Oft wirken die kurzen Sätze wie eine Diagnose oder wiederholende Schläge oder teilweise fast wie Comicsprache. Es gibt kaum einen deutschsprachigen Schriftsteller, dessen Knappheit dermaßen unter die Haut geht wie die feststellende Sprache Wolfgang Borcherts. Sein Text „Generation ohne Abschied“ ist dafür ein eindringliches Beispiel:

„Wir sind die Generation ohne Bindung und ohne Tiefe. Unsere Tiefe ist Abgrund. Wir sind die Generation ohne Glück, ohne Heimat und ohne Abschied. Unsere Sonne ist schmal, unsere Liebe grausam und unsere Jugend ist ohne Jugend.“


Generation (BB 20216):

Wolfgang Borchert schreibt in seinem nachgelassenen Manifest:

„Wir brauchen keine Dichter mit guter Grammatik. Zu guter Grammatik fehlt uns die Geduld. Wir brauchen die mit dem heißen heiser geschluchzten Gefühl.
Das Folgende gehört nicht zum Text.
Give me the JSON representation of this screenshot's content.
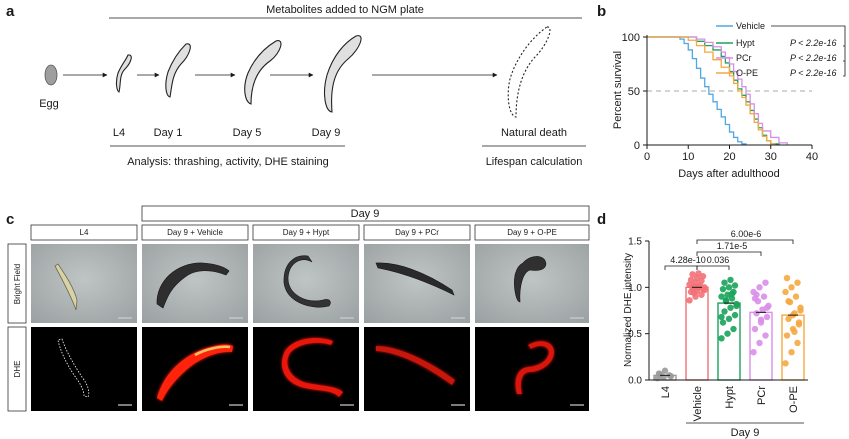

Für Semikolons haben wir keine Zeit. Denn wir sind Neinsager. Denn wir sagen nicht nein aus Verzweiflung. Unser Nein ist Protest. Unser Manifest ist die Liebe.“

Link: Borchert-Box „Dissonanzen“ (Dauerausstellung)
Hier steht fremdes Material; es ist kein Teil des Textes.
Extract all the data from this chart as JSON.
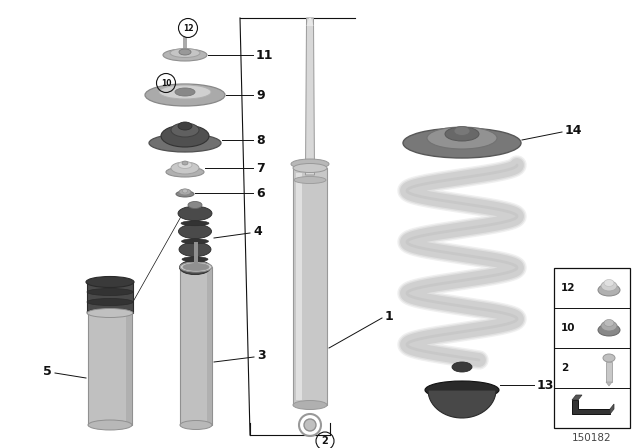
{
  "bg_color": "#ffffff",
  "catalog_number": "150182",
  "lc": "#111111",
  "shock_body_color": "#c8c8c8",
  "shock_edge": "#999999",
  "light_gray": "#c0c0c0",
  "med_gray": "#909090",
  "dark_gray": "#444444",
  "very_dark": "#2a2a2a",
  "mount_gray": "#888888",
  "plate_gray": "#aaaaaa",
  "spring_color": "#e8e8e8",
  "spring_edge": "#c0c0c0",
  "rubber_dark": "#3c3c3c",
  "rubber_mid": "#555555",
  "bump_color": "#4a4a4a"
}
Die Universitätsbibliothek Hamburg zeigt eine neue Dauerausstellung, die den Nachlass des Autors, sein Leben und sein Arbeitszimmer öffentlich und interaktiv-digital zugänglich macht.
Die „Borchert-Box“ ist ein Glaskasten mit zwei Räumen, in denen die neue Ausstellung „Dissonanzen. Wolfgang Borchert (1921-1947)“ Platz findet.